If the immigrant visa petition (Form I-130) is approved, your brother or sister must wait for an immigrant visa number to become available according to the preference system. Because the number of immigrant visa that are available each year is limited, your brother or sister may not get an immigrant visa number immediately after the immigrant visa petition is approved.
In some cases, several years could pass between the time USCIS approves the immigrant visa petition and the U.S. Department of State provides an immigrant visa number. Because U.S. law also limits the number of immigrant visas available for each country, your brother or sister may have to wait longer, if they come from a country with a high demand for U.S. immigrant visas.

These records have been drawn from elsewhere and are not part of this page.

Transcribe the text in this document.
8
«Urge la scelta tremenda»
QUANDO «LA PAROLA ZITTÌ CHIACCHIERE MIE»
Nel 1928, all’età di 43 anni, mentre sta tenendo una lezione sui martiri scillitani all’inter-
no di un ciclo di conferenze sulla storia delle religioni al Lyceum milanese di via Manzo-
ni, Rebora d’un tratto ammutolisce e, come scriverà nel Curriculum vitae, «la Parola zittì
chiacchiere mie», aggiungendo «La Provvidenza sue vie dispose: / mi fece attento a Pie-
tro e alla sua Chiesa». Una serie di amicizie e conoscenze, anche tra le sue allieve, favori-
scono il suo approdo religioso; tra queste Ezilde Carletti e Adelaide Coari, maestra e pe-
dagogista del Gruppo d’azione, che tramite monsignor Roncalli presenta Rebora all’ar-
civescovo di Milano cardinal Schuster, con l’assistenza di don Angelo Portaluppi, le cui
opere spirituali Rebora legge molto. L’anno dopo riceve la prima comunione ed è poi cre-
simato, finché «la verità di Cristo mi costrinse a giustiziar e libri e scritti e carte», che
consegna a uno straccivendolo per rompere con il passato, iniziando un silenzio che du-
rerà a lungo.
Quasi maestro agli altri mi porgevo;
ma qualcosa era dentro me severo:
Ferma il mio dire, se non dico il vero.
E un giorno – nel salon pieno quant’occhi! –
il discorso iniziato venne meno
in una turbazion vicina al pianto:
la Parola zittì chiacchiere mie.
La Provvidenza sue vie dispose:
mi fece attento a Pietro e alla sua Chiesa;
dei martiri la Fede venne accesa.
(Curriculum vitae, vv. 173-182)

2. The Immigration Process for a U.S. Citizen's Sibling
An immigrant (also called a "lawful permanent resident" and Green Card holder) is a foreign national who has been granted the privilege of living and working permanently in the United States. Your sibling must go through a multi-step process to become an immigrant.
A sibling is a brother, sister, stepbrother, stepsister, or adopted brother or sister. For the necessary sibling relationship to exist, each person must have been a child of at least one of the same parents. The siblings need not share the same biological parents as long as both became “children” at the appropriate time - before the age of 16 in cases of adoption, and before the age of 18 for stepchildren.

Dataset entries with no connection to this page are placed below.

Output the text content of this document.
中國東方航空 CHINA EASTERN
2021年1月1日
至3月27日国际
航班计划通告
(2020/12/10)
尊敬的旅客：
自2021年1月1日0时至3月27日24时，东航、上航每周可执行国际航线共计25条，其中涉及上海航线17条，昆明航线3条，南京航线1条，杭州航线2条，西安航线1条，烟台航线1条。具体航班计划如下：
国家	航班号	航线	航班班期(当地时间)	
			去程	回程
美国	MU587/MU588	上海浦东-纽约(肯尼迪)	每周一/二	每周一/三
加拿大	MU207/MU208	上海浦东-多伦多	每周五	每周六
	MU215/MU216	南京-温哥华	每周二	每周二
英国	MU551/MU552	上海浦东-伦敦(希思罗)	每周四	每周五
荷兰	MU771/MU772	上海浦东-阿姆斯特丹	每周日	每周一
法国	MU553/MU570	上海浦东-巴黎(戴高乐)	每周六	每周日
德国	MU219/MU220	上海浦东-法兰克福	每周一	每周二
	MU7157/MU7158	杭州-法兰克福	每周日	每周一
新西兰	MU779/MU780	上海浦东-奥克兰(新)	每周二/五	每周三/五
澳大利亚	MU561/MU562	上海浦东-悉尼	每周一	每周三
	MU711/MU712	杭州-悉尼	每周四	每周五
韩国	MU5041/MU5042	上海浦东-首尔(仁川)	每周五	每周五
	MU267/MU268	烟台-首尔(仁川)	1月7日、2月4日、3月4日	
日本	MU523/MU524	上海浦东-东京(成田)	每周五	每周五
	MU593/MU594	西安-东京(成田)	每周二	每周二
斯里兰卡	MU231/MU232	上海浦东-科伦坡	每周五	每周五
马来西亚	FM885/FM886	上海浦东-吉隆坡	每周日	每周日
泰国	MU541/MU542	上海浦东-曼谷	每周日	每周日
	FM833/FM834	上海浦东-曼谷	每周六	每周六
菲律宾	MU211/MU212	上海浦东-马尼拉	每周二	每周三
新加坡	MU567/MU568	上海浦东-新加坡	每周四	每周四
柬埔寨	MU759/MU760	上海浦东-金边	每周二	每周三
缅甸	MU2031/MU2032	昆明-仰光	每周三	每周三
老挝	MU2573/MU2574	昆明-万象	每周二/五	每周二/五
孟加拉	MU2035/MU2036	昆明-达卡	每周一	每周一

A legal immigrant is a foreign national who has been granted the privilege of living and working permanently in the United States. There is a three-step process for your brother or sister to become a legal immigrant:
The USCIS must approve an immigrant visa petition that you filed for your brother or sister.
The State Department visa bulletin must show that a sibling immigrant visa is available to your sibling, based on the date that you filed the immigrant visa application.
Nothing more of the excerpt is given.